#GS3 #Health #Biotechnology
An ICMR study has found convalescent plasma was not associated with a reduction in progression to severe Covid-19 or all-cause mortality. At a recent media briefing, ICMR Director General Dr Balram Bhargava had said they were contemplating deleting convalescent plasma as a definitive therapy from the national guidelines for Covid-19 treatment.
What is ‘Plasma Therapy’?
- In plasma therapy, the antibody rich plasma from a recovered patient is extracted and administered to a patient. The trials are trying to find out if the antibodies can help patients recover.

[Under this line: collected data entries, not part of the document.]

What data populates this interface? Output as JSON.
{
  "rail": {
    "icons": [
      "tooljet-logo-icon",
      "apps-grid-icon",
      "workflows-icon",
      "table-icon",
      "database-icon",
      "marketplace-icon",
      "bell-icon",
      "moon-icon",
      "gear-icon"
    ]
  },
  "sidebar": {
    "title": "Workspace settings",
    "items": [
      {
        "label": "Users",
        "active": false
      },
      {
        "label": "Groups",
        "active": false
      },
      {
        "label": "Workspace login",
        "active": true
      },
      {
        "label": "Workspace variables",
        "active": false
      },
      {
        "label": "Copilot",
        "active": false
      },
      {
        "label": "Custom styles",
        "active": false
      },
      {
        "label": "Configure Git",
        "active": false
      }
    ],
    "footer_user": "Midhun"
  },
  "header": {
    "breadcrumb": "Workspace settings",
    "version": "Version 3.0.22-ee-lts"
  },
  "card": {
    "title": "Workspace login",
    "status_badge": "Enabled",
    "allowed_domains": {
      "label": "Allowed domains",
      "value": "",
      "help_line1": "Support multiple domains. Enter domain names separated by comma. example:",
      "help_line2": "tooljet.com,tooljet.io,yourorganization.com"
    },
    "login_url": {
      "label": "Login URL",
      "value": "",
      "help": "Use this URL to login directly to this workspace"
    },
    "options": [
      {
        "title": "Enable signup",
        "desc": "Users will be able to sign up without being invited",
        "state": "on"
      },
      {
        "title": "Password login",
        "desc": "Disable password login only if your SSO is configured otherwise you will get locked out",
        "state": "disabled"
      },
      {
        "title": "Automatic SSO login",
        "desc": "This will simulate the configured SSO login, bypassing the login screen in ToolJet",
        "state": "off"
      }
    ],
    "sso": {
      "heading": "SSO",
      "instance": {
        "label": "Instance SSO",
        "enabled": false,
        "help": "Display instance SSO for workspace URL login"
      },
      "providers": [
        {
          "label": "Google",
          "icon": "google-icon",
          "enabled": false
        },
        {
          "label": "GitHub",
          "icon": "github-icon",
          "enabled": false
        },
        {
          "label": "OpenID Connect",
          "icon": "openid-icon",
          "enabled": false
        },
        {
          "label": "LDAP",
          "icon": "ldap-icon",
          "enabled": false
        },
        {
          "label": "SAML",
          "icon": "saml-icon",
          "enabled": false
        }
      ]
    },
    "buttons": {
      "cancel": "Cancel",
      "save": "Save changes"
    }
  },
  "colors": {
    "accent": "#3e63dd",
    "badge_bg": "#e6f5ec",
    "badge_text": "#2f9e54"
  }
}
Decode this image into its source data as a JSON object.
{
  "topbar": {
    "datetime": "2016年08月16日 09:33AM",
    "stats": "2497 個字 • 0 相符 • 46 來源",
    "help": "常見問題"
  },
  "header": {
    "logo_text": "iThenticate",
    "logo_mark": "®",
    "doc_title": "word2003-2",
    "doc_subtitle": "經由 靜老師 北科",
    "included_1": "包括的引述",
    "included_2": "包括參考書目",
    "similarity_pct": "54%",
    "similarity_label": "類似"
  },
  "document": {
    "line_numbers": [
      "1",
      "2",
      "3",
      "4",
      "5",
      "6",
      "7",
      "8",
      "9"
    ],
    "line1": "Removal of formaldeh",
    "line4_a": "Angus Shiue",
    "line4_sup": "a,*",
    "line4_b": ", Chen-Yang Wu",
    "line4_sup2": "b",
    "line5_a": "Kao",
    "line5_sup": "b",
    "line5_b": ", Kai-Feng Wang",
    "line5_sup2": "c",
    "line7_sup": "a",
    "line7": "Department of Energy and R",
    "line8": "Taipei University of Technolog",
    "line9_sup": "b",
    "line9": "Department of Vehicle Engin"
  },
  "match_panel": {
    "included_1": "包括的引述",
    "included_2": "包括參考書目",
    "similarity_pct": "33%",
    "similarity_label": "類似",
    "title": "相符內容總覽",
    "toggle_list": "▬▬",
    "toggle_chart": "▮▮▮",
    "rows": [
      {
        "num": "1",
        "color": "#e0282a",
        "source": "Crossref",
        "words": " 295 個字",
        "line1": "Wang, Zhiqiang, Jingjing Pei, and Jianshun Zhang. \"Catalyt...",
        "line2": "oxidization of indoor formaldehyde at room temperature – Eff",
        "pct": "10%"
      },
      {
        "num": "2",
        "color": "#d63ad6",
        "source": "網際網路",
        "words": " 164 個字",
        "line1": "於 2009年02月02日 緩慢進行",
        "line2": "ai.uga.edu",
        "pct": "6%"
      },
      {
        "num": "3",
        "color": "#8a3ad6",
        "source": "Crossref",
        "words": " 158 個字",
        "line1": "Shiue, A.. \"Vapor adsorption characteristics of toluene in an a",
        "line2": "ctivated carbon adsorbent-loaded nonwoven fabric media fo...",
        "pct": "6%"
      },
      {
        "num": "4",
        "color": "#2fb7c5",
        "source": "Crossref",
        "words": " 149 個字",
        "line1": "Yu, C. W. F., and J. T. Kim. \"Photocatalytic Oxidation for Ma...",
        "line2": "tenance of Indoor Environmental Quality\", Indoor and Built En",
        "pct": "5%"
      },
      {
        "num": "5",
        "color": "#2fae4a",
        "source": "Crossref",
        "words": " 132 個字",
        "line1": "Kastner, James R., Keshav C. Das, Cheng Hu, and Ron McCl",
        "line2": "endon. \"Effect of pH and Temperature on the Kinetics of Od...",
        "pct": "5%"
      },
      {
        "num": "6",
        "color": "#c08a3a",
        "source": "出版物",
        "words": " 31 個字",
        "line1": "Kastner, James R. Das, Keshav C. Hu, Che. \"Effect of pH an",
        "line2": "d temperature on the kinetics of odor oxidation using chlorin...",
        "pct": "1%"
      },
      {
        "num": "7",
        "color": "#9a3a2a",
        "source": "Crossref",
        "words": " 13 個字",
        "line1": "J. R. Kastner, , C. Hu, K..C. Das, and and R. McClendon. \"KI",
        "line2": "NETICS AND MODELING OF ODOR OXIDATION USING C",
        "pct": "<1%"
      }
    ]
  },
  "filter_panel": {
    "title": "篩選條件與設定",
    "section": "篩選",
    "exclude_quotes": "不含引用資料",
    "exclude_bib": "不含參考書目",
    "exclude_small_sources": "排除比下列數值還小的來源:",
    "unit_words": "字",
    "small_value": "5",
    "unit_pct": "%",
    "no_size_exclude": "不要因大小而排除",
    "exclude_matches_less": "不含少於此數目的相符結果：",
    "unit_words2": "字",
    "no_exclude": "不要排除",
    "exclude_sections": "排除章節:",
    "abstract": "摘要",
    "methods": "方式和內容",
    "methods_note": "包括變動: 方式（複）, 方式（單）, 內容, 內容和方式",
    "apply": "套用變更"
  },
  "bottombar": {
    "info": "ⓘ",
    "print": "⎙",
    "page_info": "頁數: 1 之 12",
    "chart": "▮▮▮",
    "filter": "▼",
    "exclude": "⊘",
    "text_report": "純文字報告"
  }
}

- Each plasma donation would be used to treat 2 patients. The bank collects 500 ml of plasma, depending on weight.
- In plasma donation, as opposed to blood donation, only plasma is extracted and the other components of blood are returned to the body.
- Blood contains several components, including red blood cells, platelets, white blood cells, and plasma. During a whole blood donation, donors typically donate a pint (about a half litre) of blood. 500 ml of plasma can be donated every two weeks, while blood can be donated once in three months.
Who can donate ‘Plasma’?
- Those who had the disease, but have recovered at least 14 days before the donation can be considered — although doctors prefer a time of three weeks between recovery and donation.
- People between the ages of 18 and 60, and weighing not less than 50 kg are eligible.
- Women who have given birth are not eligible, as the antibodies they produce during pregnancy (after being exposed to the blood of the foetus) can interfere with lung function. People with co-morbidities such as diabetes, hypertension, and cancer are also excluded.